Treatment of the tear edge with benzyl alcohol caused lightening near the join that faded

into undisturbed media without hard tide lines. Results using benzyl alcohol followed by

wheat starch paste were much lighter very close to the join than those made with

methylcellulose, and resulted in the most visible mends.

D4 had little visual effect on tear mends with either adhesive. Mends made using D4

followed by wheat starch paste appeared slightly lighter at the join than mends made

using wheat starch paste alone. The solvent appeared to have a slight ability to prevent

darkening at the join using methylcellulose as an adhesive; however, there was lightening

very close to the join that seemed to be related to treatment of the tear edges with D4.

An unanticipated result was the apparent impermanence of the dyes with quick fading,

possibly as a result of oxidation of one or both of the colorants. Mended samples that

dried under small squares of blotter were protected from fading that occurred on

uncovered portions of the samples. The effect can be seen in Images 3 and 4 where hard

transitions from dark to light surround each mend.

Conclusion The experiment tested the suitability of three solvents for preventing movement of

soluble colorants in paper objects during tear mends, with special attention paid to a

cyclic silicone compound octamethylcyclotetrasiloxane, or D4. D4 was the only solvent

tested that did not cause disruption of water sensitive media when grossly applied. All

solvents tested failed to “hold in place” design media during application of water. Ethanol

and benzyl alcohol accentuated the disturbance while D4 had little effect. The colorant

used to prepare samples, McCormick Red Food Color, faded quickly.

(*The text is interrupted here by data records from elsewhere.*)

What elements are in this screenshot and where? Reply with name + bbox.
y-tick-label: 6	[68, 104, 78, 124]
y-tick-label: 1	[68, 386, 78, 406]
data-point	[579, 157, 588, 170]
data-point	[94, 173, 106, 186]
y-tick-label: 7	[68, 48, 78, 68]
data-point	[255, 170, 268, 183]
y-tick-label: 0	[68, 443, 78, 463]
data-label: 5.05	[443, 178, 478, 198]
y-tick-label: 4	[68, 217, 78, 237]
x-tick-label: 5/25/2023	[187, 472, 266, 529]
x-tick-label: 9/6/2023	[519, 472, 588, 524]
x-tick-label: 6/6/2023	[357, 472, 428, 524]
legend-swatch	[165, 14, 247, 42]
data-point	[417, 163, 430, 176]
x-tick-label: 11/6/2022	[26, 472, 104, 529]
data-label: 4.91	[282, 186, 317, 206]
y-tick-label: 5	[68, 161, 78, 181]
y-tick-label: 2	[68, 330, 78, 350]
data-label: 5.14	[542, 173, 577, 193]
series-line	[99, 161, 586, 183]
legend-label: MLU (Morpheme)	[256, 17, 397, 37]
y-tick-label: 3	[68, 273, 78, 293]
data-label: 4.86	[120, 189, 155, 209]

A more permanent

dye would be preferable for creating samples that can be referenced over time. Future

testing will use gas chromatography mass spectroscopy to examine the retention time of

D4 in paper substrates.

Bibliography Acros Organics BVBA. 2009. Material safety data sheet 98914. July 20 2009. Fair Lawn, NJ. Banik, Gerhard. and Irene Bruckle. 2011. Paper and water: a guide for conservators. Boston: Elsevier. Cyclododecane: Technical Note on Some Uses in Paper and Objects Conservation Irene Brückle, Jonathan Thornton, Kimberly Nichols and Gerri Strickler Journal of the American Institute for Conservation , Vol. 38, No. 2 (Summer, 1999) , pp. 162-175 Fiske, B. 2013. Personal Communication. Instructor, Winterthur and University of Delaware Art Conservation Program (retired), Winterthur, DE. Ford, J. 2013. Claymont mural cleaning instructions. Winterthur and University of Delaware Art Conservation Program, Winterthur, DE. Hartman, D. 2013. Mural cleaning how-to, Winterthur and University of Delaware Art Conservation Program, Winterthur, DE. Irving, J. 2013. Personal Communication. Instructor, Winterthur and University of Delaware Art Conservation Program, Winterthur, DE. Momentive Specialty Chemicals Inc. 2012. Product stewardship summary sheet: octamethylcyclotetrasiloxane (D4). September 12. Columbus, Ohio. Wolbers, R. 2013. Personal Communication. Art Conservation Department, University of Delaware, Newark, DE.